According to Israel's Basic Laws on the Government 30 (c) (Hebrew, English), 
A Prime Minister who has resigned shall continue to carry out his functions pending the constitution of the new Government. If the Prime Minister has died, or is permanently incapacitated, from carrying out his duties, or if his tenure was ended because of an offense, the Government shall designate another of the Ministers who is a member of the Knesset and of the Prime Minister's faction to be Interim Prime Minister pending the constitution of the new Government.
Thus, when Olmert resigns, he can continue to run the country as head of an interim government until new elections are called. 

The Jerusalem Post claims that
Should Olmert resign after the primary, the cabinet also resigns and the government becomes a transitional government, with Olmert at its head, that remains in power until a new government is formed. This could take least a few weeks, but might only happen after a general election, probably in the spring.

By law, no minister or party may leave a transitional government. Thus, even if he is subsequently indicted, Olmert would be locked in as head of the transitional government, whether he - or anyone else - likes it or not.
I am not sure on which article of the Basic Law on the Government this interpretation is based, but if true, we may be seeing a lot more of Olmert.

Meanwhile, the political situation is dynamic, with the Labor Party threatening to leave the government, Shas trying to extract concessions in return for staying, and the opposition, led by the Likud, renewing calls for elections. 

Elections would not be held until the spring, at which point many things can change dramatically. In the next few days, we should see whether Olmert decides to stay on as interim Prime Minister or whether he will suspend himself from his post and let her take the reigns until elections are called. 
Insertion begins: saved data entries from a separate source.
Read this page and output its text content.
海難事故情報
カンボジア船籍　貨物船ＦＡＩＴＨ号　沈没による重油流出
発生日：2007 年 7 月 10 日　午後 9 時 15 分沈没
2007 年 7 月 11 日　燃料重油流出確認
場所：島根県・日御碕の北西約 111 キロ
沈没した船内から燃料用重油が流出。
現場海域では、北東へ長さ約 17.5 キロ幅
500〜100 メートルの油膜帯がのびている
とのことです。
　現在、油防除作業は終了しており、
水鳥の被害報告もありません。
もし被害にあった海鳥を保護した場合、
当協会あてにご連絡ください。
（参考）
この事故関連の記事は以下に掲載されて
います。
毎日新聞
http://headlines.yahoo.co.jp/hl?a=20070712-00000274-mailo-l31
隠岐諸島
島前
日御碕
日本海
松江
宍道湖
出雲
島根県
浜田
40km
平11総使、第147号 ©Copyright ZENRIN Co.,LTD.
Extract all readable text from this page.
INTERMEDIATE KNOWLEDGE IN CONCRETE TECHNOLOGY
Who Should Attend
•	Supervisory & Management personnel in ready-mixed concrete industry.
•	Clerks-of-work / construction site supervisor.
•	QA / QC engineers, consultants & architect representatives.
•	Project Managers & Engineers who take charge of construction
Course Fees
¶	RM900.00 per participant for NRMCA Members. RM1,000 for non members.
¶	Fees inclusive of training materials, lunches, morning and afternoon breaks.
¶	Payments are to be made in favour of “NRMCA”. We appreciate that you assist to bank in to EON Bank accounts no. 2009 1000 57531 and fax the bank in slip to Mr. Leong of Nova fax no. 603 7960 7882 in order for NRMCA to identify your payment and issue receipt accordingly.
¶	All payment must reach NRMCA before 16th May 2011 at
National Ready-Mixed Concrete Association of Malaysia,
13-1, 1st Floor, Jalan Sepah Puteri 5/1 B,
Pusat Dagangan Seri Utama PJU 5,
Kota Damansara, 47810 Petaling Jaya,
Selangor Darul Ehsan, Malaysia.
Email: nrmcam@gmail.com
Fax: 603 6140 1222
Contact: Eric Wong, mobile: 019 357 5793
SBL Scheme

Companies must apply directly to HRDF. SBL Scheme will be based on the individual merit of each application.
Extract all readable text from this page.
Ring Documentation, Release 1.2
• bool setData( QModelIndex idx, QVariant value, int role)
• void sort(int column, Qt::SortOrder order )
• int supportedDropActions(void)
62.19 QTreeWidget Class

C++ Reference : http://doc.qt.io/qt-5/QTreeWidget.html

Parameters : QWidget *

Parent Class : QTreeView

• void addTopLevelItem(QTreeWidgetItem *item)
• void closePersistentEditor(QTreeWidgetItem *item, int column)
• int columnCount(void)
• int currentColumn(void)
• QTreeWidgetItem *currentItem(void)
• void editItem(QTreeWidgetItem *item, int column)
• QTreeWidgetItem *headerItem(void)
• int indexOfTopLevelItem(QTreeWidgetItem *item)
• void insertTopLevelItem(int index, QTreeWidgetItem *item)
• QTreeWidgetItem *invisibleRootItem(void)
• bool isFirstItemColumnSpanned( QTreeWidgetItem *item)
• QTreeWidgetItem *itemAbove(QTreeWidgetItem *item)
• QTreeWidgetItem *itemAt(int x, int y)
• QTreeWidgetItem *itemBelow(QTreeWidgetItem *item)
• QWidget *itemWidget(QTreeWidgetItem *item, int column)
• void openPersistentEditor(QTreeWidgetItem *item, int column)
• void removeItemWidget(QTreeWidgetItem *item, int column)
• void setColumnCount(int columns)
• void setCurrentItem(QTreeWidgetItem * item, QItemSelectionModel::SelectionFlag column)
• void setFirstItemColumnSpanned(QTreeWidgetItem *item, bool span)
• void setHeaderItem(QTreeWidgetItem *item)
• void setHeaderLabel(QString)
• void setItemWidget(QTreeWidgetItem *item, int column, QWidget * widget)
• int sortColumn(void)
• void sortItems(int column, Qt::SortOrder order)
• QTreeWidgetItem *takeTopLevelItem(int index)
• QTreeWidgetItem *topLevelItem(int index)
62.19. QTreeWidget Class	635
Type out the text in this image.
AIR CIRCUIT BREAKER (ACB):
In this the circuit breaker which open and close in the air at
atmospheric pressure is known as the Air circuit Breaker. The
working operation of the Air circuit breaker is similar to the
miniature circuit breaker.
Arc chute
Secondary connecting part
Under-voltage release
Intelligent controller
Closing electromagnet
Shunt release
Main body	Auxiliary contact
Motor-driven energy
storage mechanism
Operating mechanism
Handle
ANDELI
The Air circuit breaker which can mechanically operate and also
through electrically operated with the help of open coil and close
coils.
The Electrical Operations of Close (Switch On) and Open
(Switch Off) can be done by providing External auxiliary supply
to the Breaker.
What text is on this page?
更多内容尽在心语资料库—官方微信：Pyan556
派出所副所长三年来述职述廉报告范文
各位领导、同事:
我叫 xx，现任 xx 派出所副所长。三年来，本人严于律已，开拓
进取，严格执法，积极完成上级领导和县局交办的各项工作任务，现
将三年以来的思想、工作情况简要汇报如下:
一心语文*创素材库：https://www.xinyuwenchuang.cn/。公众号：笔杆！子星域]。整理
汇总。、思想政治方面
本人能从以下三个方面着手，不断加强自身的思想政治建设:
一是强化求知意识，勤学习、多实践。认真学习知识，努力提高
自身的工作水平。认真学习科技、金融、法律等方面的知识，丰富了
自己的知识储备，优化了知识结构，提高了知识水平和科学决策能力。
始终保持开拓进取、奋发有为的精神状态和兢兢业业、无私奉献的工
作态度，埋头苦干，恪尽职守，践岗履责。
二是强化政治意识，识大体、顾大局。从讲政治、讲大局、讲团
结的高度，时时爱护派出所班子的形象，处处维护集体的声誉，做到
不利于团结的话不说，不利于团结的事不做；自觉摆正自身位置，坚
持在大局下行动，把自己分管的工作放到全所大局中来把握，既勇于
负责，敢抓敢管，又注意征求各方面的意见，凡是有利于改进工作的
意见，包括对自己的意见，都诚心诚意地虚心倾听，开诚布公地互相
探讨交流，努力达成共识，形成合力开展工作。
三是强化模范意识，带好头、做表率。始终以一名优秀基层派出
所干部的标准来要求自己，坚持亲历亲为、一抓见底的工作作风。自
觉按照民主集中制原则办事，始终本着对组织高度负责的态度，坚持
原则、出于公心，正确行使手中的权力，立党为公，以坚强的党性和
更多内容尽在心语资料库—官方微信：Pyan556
Thursday, September 11, 2008


South Ossetia and Abkhazia

Speaking in Sochi and appealing to the "world Jewish community" and to Israel, the president of South Ossetia, Eduard Kokoity blamed Georgian troops for destroying the Jewish cultural center in Tkhinvali, the separatist region's capital. He also claimed that a "genocide" had been committed by the Georgians in South Ossetia (Ha'aretz Hebrew).

The Russians, South Ossetians, and Abkhazians appear determined to perpetuate the allegations that the Georgians engaged in deliberate killings of non-Georgian civilians. Of course, Russia has given almost no access to independent organizations for the verification of these claims, and the main victims of ethnic cleansing are the thousands of Georgians who used to live in South Ossetian villages. 

Notwithstanding the idle rhetoric of the West, the integration of South Ossetia and Abkhazia into the Russian Federation is quickly advancing. It now looks very unlikely that these territories will be restored to Georgian sovereignty any time soon. The president of Abkhazia, Sergey Bagapsh, is imagining a similar status under Russian auspices for his country as the one enjoyed by Taiwan under U.S. protection. 

Israel, in the meantime, appears determined not to antagonize the Russians and is directing Israeli military contractors to freeze business in Georgia. Russia's message has reached Jerusalem loud and clear. Israel will not risk retaliatory Russian arm sales to Syria, Iran, and others. Meanwhile, the precise nature of Russian-Israeli relations since the Georgian crisis awaits further elucidation.